As if that wasn’t already exciting enough, now a trio of researchers from JPL (NASA’s Jet Propulsion Laboratory) in Pasadena, California, have reprocessed the data collected by Cassini as it crossed the plumes and found evidence of hydrogen cyanide and oxygen. molecular.

The first of these compounds is considered one of the main tools in the kit of simple compounds used by nature to emerge more complex chemistry, the precursor of life. According to Jonah Peter, first author of the study published in the British journal Nature Astronomy, hydrogen cyanide is the “Swiss army knife of amino acid precursors”, which in turn are the basis for proteins, molecules central to life as we know it.

The second, in turn, is a much more powerful source of chemical energy than the modest molecular hydrogen that powers methanogens. “If methanogenesis is like a small watch battery in terms of energy, our results suggest that Enceladus’ ocean may offer something more akin to a car battery, capable of providing large amounts of energy to any life form that is present. present”, says Peter.

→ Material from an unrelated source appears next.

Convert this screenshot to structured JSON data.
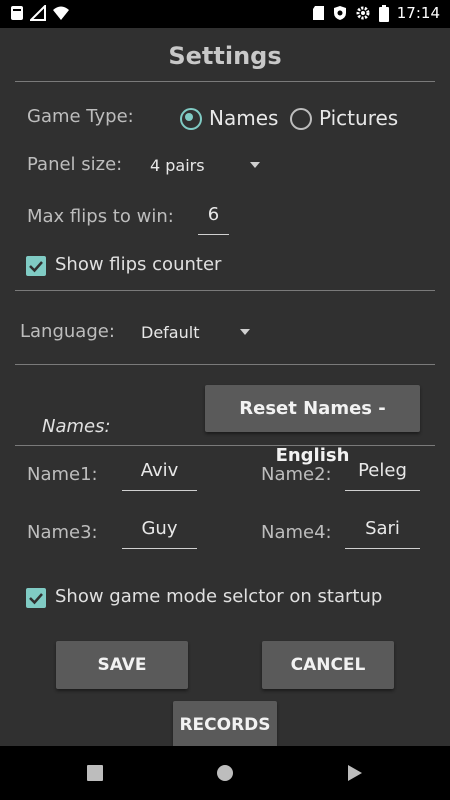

The prospects that this small moon with a modest 504 km in diameter could harbor life or is even currently gestating its emergence are exciting. But, of course, the big question remains: is there really anything alive there? We don’t know, and it’s quite possible that the answers can only be obtained when a new probe is sent to Saturn to analyze the composition of the plumes more precisely than Cassini – which unfortunately doesn’t yet have a date to happen.

This column is published on Mondays in print, in Folha Corrida.